A nos corps écorchés,
A nos cœurs embrassés. - SAEZ

CHAPITRE I

Le sucre se mélange au liquide verdâtre dans le verre pendant que quelques gouttes entament une symphonie délicate sur la surface de l'eau. Elle résonne dans toute la petite pièce grâce à la baignoire en cuivre dans laquelle il se trouve. Songeur, pensif, le bout de ses cheveux laisse apercevoir quelques gouttes cristallines qui s'entêtent à s'accrocher à ce filon d'ébène. Victime de sa propre lassitude, il s'enfonce un peu plus dans les profondeurs sinueuses de ses pensées vides. Inquiet peut-être, dépité sans aucun doute, même ses traits ne trahissent pas les idées étouffées qui éclatent en son crâne. Adressant une oeillade à la mixture, il la prend entre les doigts puis laisse glisser le long de ses lèvres ainsi que de sa gorge le calmant dont il s'est acoquiné. Douce absinthe, il espère en secret qu'elle saura lui offrir l'inspiration dont il manque cruellement et ce n'est pas Londres qui saura lui insuffler ce souffle. Il l'a perdu en chemin, entre ses désirs les plus hauts et ses ailes brûlées. Il repose le récipient sur la petite table dans un silence de cimetière alors que petit à petit, il s'enfonce dans l'eau délicate. Quelques rayons du soleil daignent lui offrir la lumière.

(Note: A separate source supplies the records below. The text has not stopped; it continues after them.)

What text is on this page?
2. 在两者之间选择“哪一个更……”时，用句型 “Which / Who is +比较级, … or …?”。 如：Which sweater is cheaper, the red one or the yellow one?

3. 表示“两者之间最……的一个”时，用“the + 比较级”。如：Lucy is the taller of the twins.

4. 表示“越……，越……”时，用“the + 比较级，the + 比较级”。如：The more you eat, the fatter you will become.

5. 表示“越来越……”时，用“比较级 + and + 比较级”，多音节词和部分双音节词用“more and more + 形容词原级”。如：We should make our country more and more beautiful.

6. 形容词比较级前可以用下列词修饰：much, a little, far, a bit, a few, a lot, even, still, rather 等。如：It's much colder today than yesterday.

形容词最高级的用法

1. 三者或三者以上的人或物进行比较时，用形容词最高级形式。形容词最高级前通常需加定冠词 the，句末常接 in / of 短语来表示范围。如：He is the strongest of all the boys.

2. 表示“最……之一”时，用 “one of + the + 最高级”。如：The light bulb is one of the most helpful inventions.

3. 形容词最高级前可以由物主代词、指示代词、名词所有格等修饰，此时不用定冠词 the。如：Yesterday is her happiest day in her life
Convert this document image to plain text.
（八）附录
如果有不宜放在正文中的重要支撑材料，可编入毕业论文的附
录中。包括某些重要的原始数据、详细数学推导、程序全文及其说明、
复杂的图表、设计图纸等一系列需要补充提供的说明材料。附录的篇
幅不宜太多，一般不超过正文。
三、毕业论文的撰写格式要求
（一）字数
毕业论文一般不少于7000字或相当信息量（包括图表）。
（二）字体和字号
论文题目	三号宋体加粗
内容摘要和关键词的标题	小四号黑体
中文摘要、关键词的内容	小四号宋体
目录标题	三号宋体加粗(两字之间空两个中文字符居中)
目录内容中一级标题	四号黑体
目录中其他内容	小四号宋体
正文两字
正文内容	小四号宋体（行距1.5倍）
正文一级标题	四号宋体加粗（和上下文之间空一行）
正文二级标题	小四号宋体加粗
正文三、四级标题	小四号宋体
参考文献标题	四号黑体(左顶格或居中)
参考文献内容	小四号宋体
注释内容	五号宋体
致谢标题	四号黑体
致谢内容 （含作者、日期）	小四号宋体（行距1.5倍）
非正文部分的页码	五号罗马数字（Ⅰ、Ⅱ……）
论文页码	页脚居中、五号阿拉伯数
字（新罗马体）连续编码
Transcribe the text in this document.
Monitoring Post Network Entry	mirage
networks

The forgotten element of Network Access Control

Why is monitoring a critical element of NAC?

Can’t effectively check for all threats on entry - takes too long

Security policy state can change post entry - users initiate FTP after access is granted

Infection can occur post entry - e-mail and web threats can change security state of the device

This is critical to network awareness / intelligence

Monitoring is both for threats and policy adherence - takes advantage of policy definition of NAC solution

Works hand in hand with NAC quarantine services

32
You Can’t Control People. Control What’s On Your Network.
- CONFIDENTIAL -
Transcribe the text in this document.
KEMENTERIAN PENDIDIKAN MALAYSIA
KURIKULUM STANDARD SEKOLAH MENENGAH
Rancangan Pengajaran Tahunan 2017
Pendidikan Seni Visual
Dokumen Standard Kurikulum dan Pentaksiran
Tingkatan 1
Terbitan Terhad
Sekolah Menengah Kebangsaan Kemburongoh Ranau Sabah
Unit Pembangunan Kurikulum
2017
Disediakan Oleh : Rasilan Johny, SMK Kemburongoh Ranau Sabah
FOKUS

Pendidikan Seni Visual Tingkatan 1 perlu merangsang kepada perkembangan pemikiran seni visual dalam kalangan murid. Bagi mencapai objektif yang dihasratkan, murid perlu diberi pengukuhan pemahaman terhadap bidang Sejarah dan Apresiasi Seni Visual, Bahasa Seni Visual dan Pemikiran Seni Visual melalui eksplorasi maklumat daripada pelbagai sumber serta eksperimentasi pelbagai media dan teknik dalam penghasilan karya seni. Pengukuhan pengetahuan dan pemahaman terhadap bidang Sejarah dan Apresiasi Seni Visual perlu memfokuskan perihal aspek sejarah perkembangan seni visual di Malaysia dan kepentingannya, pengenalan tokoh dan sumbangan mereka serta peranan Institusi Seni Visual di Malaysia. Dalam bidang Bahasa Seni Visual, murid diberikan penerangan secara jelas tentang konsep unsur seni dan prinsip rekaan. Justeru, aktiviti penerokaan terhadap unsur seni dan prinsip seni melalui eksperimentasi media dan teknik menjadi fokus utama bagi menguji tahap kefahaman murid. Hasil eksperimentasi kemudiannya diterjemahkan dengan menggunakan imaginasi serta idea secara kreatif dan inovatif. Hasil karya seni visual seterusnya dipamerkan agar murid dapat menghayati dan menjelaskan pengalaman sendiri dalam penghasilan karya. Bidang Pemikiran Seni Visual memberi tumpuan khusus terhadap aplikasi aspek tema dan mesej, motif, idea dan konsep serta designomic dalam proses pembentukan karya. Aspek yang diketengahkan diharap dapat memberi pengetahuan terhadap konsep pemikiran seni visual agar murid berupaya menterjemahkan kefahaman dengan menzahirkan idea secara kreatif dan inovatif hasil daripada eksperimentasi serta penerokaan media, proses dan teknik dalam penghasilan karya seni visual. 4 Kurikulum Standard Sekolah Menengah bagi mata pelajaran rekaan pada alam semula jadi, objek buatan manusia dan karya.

Ils sont beaux, à frapper contre les vaguelettes mollassonnes qu'il provoque par le seul mouvement d'un bras. Marionnette aux fils trop lestes, Levi Ackerman n'est qu'une victime du destin, coupable d'avoir trop succombé, d'avoir ouvert ses portes aux désirs coupables, d'avoir laissé parler la plume tant par échappatoire que par souhait de dire. Il plaît à sa manière, le poète. A la manière dont les plus étranges se penchent. Alors que beaucoup traitent d'un amour, de formes généreuses, lui préfère se pencher sur une vérité qui démange, qui dérange, celle qui entoure les bars à opium, les prostituées de Whitechapel victimes de violences, les monstres exploités sur une scène de cirque sûrement pour rassurer les plus aisés qu'ils sont normaux. Il parle, il crie, il hurle sur le parchemin. Seulement, plus rien.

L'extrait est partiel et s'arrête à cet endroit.